Background: It has been postulated that brain inflammatory processes associated with autoimmune diseases may be causative factors in emotional disorders. Accordingly, we examined emotional behaviors in autoimmune-prone cytokine B-cell-activating factor (BAFF) transgenic mice, a model of systemic lupus erythematosus, rheumatoid arthritis, and Sjögren's syndrome.
Methods: Male BAFF transgenic mice were examined on a series of standard laboratory assays of emotionality. Mice were also tested for brain inflammation, stress-induced c-Fos expression, hippocampal progenitor cell proliferation, and hippocampal neurogenesis-dependent and neurogenesis-independent long-term potentiation (LTP).

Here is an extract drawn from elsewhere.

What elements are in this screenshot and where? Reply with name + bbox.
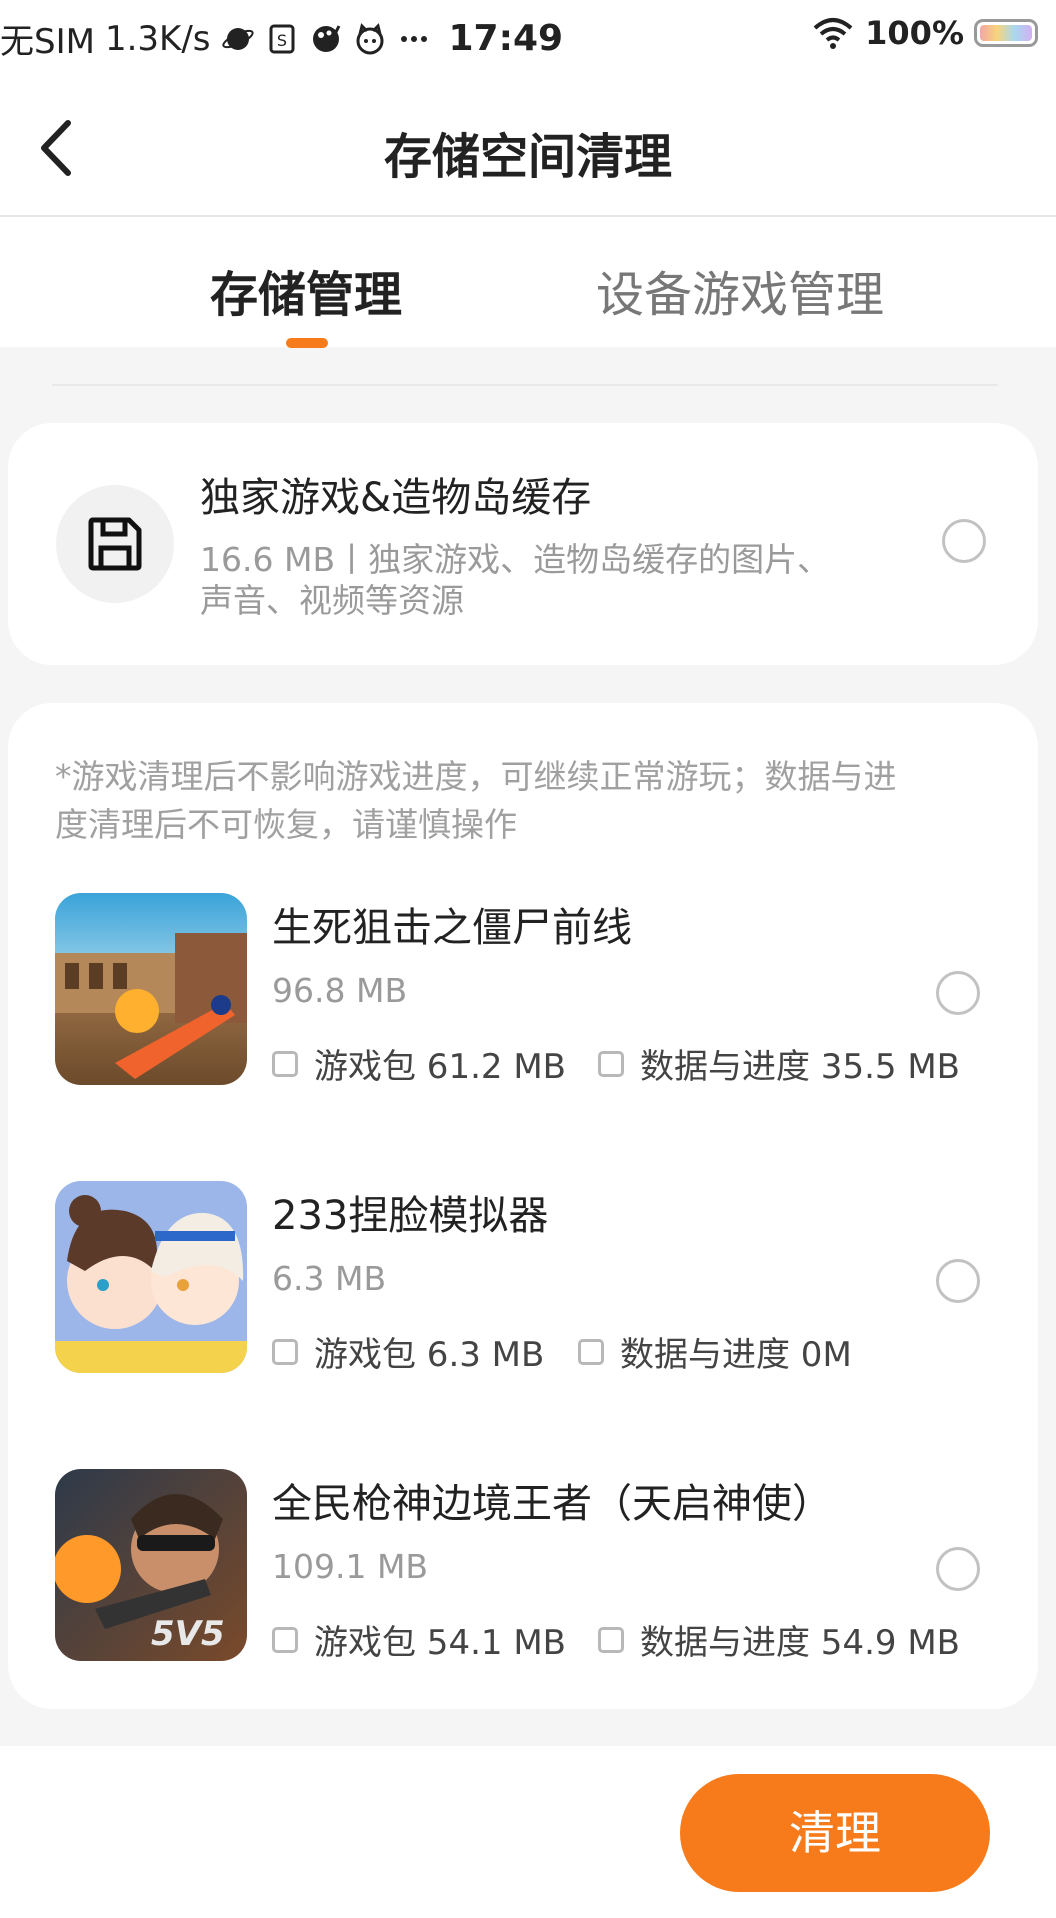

Results: Our study revealed that older BAFF transgenic mice exhibit an anxiety-like phenotype associated with brain inflammation. Furthermore, anxious mice display an abnormal neuronal activation within the limbic system in response to mild anxiogenic stimuli. Proliferation of newly formed neurons in the subgranular zone of adult hippocampus was significantly decreased in anxious BAFF transgenic mice that also showed impaired neurogenesis-dependent and neurogenesis-independent dentate gyrus LTP.
Conclusions: Our results suggest that anxiety associated with autoimmune diseases such as systemic lupus erythematosus, rheumatoid arthritis, and Sjögren's syndrome can be linked to brain inflammation, impaired neurogenesis, and hippocampal plasticity. BAFF transgenic mice can be used in future studies to test compounds of therapeutic value for the treatment of mood disorders associated with autoimmune diseases.